未完の命

 子供の首をしめること、車で跳ねて苦しんでいる子を放置すること。どこまでこの社会は落ちていくのだろう。この世に産み落とされるだけでは人間になれない。母に愛され、父に愛され、祖父母、おじ、おば、近所の住人に愛されてはじめて人間になれる。どの部分の愛が欠如したのかしらないが、修復されることもなく大人になった者が、いとも簡単に、人の命を奪う。人間になれないまま、身体だけは大きくなってしまった生き物に奪われた命は、70年も未完の部分を残して終わる。もし70年その子が人生を演ずれば、どれくらいたくさんの人を喜ばせ、助け、喝采を浴びただろう。誰にその演劇を終わらせる権利があるのだ。  人を傷つけないようにと、人生のどの部分で僕達は教えられたのだろう。可愛そうな人を助けるようにとどの部分で教えられたのだろう。人としての最低の倫理をどの部分で教えられたのだろう。親が口に出して諭してくれたのか、祖父母がいたたまれずに倫理を説いたのか、近所のお節介焼きのおじさんが教育してくれたのか。

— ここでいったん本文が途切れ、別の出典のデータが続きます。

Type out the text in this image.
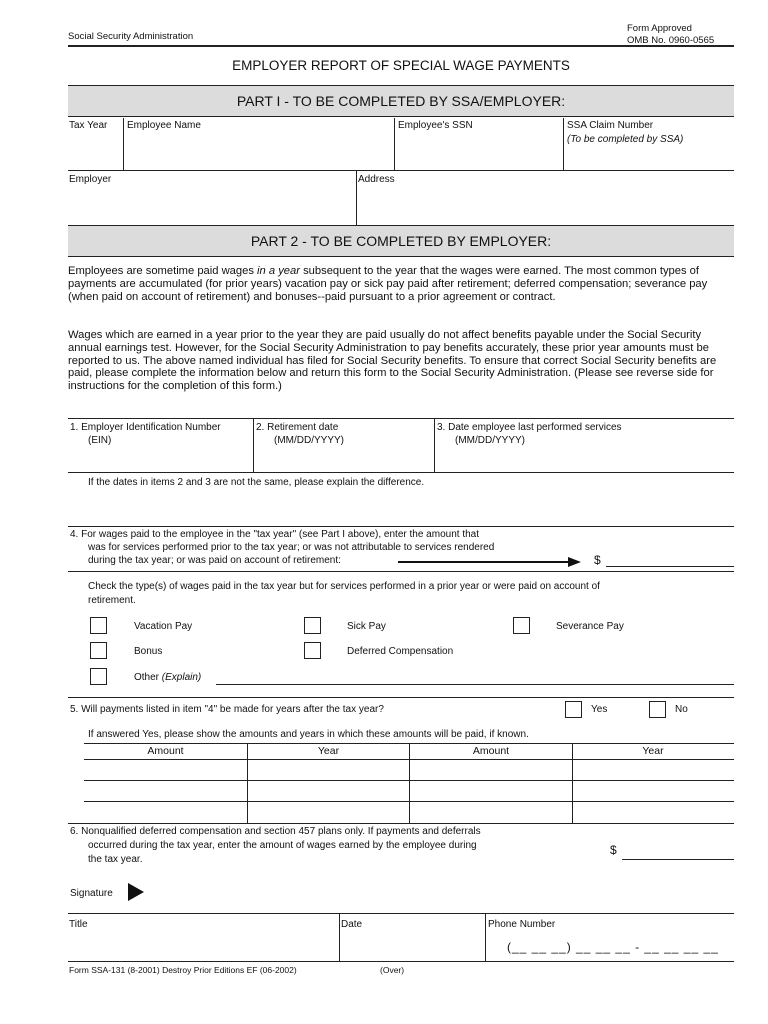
Social Security Administration
Form Approved
OMB No. 0960-0565
EMPLOYER REPORT OF SPECIAL WAGE PAYMENTS
PART I - TO BE COMPLETED BY SSA/EMPLOYER:
Tax Year Employee Name	Employee's SSN	SSA Claim Number
(To be completed by SSA)
Employer	Address
PART 2 - TO BE COMPLETED BY EMPLOYER:

Employees are sometime paid wages in a year subsequent to the year that the wages were earned. The most common types of payments are accumulated (for prior years) vacation pay or sick pay paid after retirement; deferred compensation; severance pay (when paid on account of retirement) and bonuses--paid pursuant to a prior agreement or contract.

Wages which are earned in a year prior to the year they are paid usually do not affect benefits payable under the Social Security annual earnings test. However, for the Social Security Administration to pay benefits accurately, these prior year amounts must be reported to us. The above named individual has filed for Social Security benefits. To ensure that correct Social Security benefits are paid, please complete the information below and return this form to the Social Security Administration. (Please see reverse side for instructions for the completion of this form.)

1. Employer Identification Number
(EIN)
2. Retirement date
(MM/DD/YYYY)
3. Date employee last performed services
(MM/DD/YYYY)
If the dates in items 2 and 3 are not the same, please explain the difference.
4. For wages paid to the employee in the "tax year" (see Part I above), enter the amount that
was for services performed prior to the tax year; or was not attributable to services rendered
during the tax year; or was paid on account of retirement:	$
Check the type(s) of wages paid in the tax year but for services performed in a prior year or were paid on account of
retirement.
Vacation Pay	Sick Pay	Severance Pay
Bonus	Deferred Compensation
Other (Explain)
5. Will payments listed in item "4" be made for years after the tax year?	Yes	No
If answered Yes, please show the amounts and years in which these amounts will be paid, if known.
Amount	Year	Amount	Year
6. Nonqualified deferred compensation and section 457 plans only. If payments and deferrals
occurred during the tax year, enter the amount of wages earned by the employee during
the tax year.
$
Signature
Title	Date	Phone Number
(__ __ __) __ __ __ - __ __ __ __
Form SSA-131 (8-2001) Destroy Prior Editions EF (06-2002)	(Over)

或いは学校で習ったのか。いやいや両親はひたすら働いていただけだ。題も分からずに読みまくった本の中に道が示されていたのか。  カラスがツバメの雛を狙っている。自然の摂理だとしても、強いものが弱い者の命を奪うことには耐えられない。だから僕はツバメを守る。日本人は判官びいきで、弱いものに味方する美徳を持っていたのだが、それはもう過去のものになろうとしている。親鳥がえさを持って帰るのをひたすら待っている雛たちの鳴き声が、人間社会の出来事と重なってしまう。